Companies following the ongoing legal challenge to California’s climate disclosure laws in hopes that the court would strike down or limit the scope of these laws will be disappointed by the order issued by the U.S. District Court for the Central District of California on February 3, 2025. The order dismissed constitutional challenges levied against SB 253, which requires large companies “doing business” in California to annually report their greenhouse gas (GHG) emissions, and SB 261, which requires disclosure of climate-related financial risks. The ruling clears the path for the California Air Resources Board (CARB) to develop implementing regulations for SB 253, which are statutorily required to be issued by July 1, 2025.
The Court’s Order
Following their adoption in October 2023, California’s climate laws were challenged by several business interests, including the U.S. Chamber of Commerce and the California Chamber of Commerce. The plaintiffs argued that SB 253 and SB 261 were unconstitutional because they: 1) compelled speech in violation of the First Amendment; 2) sought to regulate GHGs in violation of the Supremacy Clause; and 3) constituted extraterritorial regulation in violation of the dormant Commerce Clause. The court deferred a motion for summary judgment on the First Amendment claim on November 5, 2024, and its February 3 order dismissed the remaining two claims.
The court found the plaintiffs’ SB 253 claims were unripe because SB 253 does not mandate any action by the plaintiffs, but instead, only requires CARB to develop and adopt regulations to require GHG reporting. In contrast, the court found the plaintiffs’ SB 261 Supremacy Clause and dormant Commerce Clause claims ripe for consideration because SB 261 is essentially self-implementing (although there are indications that CARB intends to develop implementing regulations, based on its recent information solicitation). The court dismissed the plaintiffs’ SB 261 claims on the merits, rejecting plaintiffs’ argument that SB 261 “is a de facto regulatory scheme” that regulates GHG emissions in conflict with the Clean Air Act and other federal laws. Nor did the court find any merit in the plaintiffs’ dormant Commerce Clause claim, which argued that SB 261 places a burden on interstate commerce that outweighs any benefits to California. However, the court dismissed the dormant Commerce Clause claim without prejudice, providing the plaintiffs 21 days to amend their complaint.

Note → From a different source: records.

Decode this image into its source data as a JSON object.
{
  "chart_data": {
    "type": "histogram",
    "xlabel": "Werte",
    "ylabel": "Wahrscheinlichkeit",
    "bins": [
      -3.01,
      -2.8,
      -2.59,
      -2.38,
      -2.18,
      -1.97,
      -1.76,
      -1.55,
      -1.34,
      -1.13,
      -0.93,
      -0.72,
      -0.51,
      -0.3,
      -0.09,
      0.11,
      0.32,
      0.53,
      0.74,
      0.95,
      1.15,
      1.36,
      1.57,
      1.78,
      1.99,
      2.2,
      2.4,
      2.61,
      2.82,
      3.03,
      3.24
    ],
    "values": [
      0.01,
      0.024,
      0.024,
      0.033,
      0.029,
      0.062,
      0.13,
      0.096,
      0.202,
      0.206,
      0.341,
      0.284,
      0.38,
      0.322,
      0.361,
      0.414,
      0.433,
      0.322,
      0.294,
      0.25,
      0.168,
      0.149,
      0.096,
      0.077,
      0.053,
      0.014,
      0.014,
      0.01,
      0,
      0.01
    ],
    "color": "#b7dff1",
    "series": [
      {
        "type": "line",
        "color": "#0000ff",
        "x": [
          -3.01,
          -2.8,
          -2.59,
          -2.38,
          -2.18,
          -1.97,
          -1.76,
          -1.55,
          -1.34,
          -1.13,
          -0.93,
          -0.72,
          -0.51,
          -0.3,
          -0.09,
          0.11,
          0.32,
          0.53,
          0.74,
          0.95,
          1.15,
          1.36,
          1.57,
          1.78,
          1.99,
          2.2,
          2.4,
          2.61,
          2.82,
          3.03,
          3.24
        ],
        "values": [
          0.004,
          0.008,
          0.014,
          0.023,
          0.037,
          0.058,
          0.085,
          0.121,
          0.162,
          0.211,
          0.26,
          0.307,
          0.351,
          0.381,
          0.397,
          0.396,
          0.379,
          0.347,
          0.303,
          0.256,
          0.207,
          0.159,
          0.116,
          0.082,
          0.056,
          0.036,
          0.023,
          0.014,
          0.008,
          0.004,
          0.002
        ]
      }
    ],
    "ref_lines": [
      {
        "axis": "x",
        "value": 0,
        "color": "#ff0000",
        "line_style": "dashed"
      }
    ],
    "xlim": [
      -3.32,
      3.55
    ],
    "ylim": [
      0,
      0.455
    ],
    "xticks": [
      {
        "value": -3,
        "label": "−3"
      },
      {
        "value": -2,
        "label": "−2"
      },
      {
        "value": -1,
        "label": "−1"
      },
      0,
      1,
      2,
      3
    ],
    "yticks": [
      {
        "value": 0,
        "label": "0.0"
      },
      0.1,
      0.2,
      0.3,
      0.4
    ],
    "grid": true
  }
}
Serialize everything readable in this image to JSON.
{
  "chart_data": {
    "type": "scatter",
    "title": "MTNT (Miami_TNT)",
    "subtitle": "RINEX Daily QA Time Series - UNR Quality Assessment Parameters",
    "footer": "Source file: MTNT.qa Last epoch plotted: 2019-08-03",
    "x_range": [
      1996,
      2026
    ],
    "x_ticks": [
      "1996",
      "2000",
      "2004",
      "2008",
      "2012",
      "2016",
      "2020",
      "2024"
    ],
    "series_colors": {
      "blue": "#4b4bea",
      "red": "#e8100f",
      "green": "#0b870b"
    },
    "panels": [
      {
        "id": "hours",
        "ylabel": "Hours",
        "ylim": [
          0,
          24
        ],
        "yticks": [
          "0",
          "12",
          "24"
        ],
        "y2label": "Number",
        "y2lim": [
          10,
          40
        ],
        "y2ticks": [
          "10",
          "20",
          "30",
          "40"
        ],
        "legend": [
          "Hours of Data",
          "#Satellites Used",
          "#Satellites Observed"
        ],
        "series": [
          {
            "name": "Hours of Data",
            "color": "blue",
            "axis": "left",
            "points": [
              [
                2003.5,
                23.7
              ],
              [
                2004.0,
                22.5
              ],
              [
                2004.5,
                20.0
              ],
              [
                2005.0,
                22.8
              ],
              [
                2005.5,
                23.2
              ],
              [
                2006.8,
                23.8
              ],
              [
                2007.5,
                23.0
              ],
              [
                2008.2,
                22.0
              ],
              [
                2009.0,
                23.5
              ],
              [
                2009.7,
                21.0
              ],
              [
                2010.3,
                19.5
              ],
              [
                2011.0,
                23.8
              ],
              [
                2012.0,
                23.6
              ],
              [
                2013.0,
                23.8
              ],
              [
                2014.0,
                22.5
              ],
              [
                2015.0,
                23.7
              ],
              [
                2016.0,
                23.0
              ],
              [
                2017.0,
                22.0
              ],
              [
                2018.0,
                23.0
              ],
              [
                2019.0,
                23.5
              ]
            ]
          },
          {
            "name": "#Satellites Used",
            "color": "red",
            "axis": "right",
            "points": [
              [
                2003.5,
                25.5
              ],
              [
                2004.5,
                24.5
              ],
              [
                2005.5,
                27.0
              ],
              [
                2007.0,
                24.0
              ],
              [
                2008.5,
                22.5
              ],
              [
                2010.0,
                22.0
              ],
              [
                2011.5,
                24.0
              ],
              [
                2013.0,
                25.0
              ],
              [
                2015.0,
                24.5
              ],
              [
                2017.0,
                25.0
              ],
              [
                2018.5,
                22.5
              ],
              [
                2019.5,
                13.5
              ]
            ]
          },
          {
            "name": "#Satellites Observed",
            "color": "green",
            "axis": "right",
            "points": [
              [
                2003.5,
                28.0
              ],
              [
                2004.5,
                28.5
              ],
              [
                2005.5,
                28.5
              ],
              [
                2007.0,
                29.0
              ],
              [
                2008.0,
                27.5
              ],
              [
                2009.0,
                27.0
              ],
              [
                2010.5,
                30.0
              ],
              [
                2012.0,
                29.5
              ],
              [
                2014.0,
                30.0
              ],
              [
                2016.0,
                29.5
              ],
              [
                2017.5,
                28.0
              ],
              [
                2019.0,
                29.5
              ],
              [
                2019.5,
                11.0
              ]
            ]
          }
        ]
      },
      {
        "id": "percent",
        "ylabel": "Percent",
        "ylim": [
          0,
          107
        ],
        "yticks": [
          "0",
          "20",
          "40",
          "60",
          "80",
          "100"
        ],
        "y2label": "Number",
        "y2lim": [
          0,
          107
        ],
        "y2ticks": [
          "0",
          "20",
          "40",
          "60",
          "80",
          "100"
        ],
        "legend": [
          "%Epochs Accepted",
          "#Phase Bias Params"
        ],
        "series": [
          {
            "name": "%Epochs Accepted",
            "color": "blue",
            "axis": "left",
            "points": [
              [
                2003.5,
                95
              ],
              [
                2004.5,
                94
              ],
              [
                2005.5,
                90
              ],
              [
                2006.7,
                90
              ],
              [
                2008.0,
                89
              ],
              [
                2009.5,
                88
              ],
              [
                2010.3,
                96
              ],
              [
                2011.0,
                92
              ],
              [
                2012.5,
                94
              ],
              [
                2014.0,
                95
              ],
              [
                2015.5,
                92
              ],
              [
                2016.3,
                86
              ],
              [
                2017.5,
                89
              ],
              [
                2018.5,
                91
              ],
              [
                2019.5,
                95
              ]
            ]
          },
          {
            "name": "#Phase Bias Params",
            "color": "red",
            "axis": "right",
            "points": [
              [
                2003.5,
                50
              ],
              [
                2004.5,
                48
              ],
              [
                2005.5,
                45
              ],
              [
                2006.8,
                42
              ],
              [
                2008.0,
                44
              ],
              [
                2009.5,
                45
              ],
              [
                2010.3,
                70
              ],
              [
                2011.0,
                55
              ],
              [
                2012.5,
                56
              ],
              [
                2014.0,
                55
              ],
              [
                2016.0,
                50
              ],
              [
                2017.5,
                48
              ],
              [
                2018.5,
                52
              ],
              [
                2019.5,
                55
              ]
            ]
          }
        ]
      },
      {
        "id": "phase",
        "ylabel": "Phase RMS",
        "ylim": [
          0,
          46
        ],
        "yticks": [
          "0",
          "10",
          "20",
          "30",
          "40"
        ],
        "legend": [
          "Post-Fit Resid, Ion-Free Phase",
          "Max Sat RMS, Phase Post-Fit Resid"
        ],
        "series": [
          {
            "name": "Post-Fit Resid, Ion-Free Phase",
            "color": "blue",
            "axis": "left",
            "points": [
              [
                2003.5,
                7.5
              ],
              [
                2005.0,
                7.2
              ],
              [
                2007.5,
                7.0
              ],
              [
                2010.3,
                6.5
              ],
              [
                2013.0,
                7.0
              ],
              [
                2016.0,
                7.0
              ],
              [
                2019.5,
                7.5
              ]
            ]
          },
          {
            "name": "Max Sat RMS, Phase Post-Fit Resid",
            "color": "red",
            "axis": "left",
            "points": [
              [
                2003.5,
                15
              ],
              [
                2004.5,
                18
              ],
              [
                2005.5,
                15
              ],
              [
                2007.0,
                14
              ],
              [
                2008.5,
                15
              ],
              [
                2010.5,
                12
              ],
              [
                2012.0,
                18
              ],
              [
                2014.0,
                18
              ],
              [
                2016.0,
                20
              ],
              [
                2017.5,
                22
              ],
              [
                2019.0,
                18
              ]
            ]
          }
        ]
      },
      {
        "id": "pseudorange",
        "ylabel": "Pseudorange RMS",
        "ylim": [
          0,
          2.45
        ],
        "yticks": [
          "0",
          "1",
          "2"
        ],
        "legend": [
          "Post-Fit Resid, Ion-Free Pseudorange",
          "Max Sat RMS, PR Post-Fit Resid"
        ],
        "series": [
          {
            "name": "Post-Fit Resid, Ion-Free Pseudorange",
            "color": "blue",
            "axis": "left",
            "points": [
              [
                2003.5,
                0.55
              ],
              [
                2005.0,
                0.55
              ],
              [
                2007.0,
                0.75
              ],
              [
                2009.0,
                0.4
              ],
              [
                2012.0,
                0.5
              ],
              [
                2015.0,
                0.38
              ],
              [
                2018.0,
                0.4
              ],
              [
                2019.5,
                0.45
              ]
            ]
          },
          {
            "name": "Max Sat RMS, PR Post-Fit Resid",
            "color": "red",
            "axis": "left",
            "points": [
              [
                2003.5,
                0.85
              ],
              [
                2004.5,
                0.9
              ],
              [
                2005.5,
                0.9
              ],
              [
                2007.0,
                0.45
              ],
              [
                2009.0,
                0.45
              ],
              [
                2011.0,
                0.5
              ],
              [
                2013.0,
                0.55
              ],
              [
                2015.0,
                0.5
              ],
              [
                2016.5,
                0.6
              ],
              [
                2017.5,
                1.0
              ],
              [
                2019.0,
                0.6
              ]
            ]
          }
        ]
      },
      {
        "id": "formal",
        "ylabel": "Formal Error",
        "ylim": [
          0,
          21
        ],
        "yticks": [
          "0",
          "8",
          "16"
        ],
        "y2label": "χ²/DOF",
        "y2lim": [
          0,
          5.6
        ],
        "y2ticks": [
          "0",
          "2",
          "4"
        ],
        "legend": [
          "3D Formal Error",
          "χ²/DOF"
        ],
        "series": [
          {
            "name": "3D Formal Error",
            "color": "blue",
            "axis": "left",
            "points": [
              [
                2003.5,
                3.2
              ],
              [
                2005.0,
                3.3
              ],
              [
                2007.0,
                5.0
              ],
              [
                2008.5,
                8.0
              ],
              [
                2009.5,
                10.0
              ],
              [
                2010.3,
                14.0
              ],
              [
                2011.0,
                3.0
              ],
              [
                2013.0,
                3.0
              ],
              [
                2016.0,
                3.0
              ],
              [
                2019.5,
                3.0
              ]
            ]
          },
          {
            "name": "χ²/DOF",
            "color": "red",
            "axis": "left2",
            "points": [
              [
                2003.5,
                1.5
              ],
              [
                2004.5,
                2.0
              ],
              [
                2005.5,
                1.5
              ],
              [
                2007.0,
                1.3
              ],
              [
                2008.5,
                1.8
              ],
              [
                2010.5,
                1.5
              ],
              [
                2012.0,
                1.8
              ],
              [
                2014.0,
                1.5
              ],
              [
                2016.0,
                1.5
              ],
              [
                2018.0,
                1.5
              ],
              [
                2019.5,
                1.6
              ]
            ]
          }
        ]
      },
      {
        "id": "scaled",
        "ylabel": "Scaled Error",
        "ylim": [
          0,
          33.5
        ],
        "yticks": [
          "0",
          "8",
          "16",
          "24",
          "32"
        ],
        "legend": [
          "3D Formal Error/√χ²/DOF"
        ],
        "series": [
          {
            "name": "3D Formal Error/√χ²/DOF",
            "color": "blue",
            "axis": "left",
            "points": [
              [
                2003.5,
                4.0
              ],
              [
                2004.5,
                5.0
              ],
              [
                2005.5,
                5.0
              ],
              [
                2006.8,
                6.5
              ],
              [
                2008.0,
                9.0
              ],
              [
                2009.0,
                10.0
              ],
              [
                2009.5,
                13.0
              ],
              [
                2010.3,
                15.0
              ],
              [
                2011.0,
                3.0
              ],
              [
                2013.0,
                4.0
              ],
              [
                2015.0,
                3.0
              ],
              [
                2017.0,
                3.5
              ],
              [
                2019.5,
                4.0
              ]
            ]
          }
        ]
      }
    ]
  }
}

A Big Win for California, but Questions Remain
The order represents a big win for the state of California’s effort to become the first U.S. government, federal or state, to impose mandatory climate-related reporting obligations on companies. The court’s decision keeps the laws alive and paves the way for CARB to adopt regulations implementing their purpose. However, the ultimate future of both laws is still uncertain and the court’s order leaves many open questions for potentially covered entities.
By delaying any assessment of SB 253 until CARB issues final regulations, the court took no action to constrain or set any parameters around CARB’s rulemaking, and its order does not contain any tea leaves for potentially covered entities to interpret the scope and applicability of the law. Such entities will have to wait for the release of the rules to understand the scope and nature of the specific reporting requirements. However, CARB does not appear to be on track to meet its July 1, 2025, statutory deadline for adopting implementing rules for SB 253. To date, CARB has not initiated any additional public phase of its rulemaking beyond a December 16, 2024, request for public feedback on several high-level questions relating to both SB 253 and SB 261. CARB recently extended the original deadline for response to its information solicitation from January 21, 2025, to March 21, 2025, due to the Los Angeles area wildfires. While the court’s recent order does not impede CARB’s rulemaking and enforcement of SB 253 and 261, it is also not the last word on these laws. The First Amendment challenge to the laws remains before the court, and challenges to CARB’s future regulations are all but guaranteed, leaving the ultimate fate of the laws uncertain. In the meantime, however, CARB must move forward with its regulatory process, and while CARB has indicated that it will exercise some limited enforcement discretion in the first compliance year, companies must ensure they will be prepared to comply with both laws beginning in 2026.